Pushing the veil back from her face enough to peer at her destination, she spied a man seated on a throne on a dais.

This had to have been no one other than the King of Jerusalem, dressed in white silk embroidered with gold thread from head to foot. His features were hidden from her by a silver mask, with a most gentle visage, and even from the distance she approached him from, she could see he had one striking blue eye, the other clouded and blind.

Yes, she decided, he was most decidedly the Leper King, ordained by God to rule the Holy Land, cursed by the same to waste away young.

“Queen Theodora of Marash,” Count Raymond barked.

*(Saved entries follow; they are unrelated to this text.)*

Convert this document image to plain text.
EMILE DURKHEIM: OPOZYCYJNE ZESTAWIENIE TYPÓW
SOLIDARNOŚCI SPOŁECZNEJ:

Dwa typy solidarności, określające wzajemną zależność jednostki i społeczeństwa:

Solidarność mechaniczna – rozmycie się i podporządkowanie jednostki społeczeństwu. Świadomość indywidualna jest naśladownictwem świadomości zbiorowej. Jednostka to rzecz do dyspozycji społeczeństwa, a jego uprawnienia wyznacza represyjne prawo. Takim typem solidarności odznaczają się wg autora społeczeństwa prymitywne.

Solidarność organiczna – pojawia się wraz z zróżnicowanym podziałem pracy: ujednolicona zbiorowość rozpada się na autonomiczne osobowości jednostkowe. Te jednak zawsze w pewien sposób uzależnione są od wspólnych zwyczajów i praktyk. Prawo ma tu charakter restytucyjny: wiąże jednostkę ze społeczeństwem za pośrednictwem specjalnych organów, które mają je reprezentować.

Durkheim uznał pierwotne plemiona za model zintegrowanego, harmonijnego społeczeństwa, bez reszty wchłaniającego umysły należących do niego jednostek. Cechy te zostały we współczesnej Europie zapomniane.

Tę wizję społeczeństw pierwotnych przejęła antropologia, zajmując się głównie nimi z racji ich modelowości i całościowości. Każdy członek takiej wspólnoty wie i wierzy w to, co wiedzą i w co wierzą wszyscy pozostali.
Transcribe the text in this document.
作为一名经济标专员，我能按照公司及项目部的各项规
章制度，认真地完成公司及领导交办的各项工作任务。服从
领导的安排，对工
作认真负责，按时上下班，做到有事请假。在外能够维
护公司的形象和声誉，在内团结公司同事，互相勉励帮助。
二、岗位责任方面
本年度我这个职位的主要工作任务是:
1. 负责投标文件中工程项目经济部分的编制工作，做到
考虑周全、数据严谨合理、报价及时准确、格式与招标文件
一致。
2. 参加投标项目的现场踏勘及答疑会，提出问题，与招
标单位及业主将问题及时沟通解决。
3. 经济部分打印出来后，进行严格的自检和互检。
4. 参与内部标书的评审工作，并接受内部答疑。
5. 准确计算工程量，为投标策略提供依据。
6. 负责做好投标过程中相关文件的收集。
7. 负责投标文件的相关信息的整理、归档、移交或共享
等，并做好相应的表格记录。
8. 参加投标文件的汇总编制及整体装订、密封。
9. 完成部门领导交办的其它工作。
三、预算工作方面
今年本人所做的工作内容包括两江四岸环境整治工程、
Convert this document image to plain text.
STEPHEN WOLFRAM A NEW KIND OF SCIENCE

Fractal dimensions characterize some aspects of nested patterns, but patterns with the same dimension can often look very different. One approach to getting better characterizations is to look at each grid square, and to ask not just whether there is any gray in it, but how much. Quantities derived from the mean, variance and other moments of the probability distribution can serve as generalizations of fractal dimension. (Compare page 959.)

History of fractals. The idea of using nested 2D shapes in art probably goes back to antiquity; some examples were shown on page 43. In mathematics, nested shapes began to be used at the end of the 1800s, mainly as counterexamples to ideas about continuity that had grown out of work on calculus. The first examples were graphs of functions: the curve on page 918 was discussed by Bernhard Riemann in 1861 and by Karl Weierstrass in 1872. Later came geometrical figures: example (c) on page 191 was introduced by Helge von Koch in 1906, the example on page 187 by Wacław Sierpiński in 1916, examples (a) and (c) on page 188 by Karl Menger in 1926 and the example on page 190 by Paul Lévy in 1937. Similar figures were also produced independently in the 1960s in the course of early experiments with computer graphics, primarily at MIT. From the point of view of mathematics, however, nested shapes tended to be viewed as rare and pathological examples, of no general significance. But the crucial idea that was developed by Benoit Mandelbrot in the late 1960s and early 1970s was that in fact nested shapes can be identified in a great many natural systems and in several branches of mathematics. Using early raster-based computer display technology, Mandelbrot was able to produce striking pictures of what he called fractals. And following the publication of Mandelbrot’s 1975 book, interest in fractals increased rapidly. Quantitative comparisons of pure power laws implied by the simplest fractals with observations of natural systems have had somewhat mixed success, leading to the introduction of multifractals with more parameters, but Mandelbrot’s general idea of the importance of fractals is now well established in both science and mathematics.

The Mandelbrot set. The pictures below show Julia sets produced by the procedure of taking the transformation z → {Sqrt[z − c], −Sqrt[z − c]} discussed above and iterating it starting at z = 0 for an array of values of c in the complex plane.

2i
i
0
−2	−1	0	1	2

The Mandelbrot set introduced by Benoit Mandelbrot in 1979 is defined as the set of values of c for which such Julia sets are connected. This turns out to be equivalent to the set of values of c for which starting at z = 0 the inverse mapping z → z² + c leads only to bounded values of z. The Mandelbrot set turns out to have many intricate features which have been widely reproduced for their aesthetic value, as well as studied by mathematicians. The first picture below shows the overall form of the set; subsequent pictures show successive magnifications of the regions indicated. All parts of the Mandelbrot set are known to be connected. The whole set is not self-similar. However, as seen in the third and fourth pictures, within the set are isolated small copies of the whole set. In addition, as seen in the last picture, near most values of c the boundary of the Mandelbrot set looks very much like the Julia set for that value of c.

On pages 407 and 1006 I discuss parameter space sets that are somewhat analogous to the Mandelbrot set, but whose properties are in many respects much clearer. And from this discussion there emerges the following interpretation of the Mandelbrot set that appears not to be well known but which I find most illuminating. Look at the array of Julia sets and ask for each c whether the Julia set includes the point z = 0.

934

“Formerly,” he added almost sheepishly.

The court murmured at this small slip, but their King simply peered out from his mask with haunting, unimaginable eyes at the small Queen as she stopped primly before him and bowed her head in respect.

“Your Majesty,” she greeted. There was a small beat in time, enough for Theodora to quickly go over her greeting. She was so addle brained from everything, had she made a mistake in manners? The King stood then with what she noticed was slight difficulty, and descended from his throne. As he neared her, she realized that though he was slight in his robes sitting on his throne, as he came to stand before her, he towered above her, his length of being embellished by the long, flowing robes he wore.

There was the slight scent of incense and the very faint scent of sweet decay as he neared her, close enough to be confident with her, but distant enough to maintain polite respect for her being.

“A Queen, I understand, will forever be a Queen, no matter her circumstance,” he said with such a gentle, soft voice that it startled her for a moment, but there was a sigh of exhaustion at the end of every word, as though he were tired from the weight of his crown, the robes, the wind and the sunlight. With his mismatched eyes still on Theodora he bowed his own head to her. “Your Majesty.”

What a sight she imagined she was for the King as he politely took her in for a moment as they stood there. Wild and untamed from the desert, wind worn, sand scraped and filthy as a beggar. But she refused to demure. She was the daughter of King Shahin. She had to be forged of stronger stuff.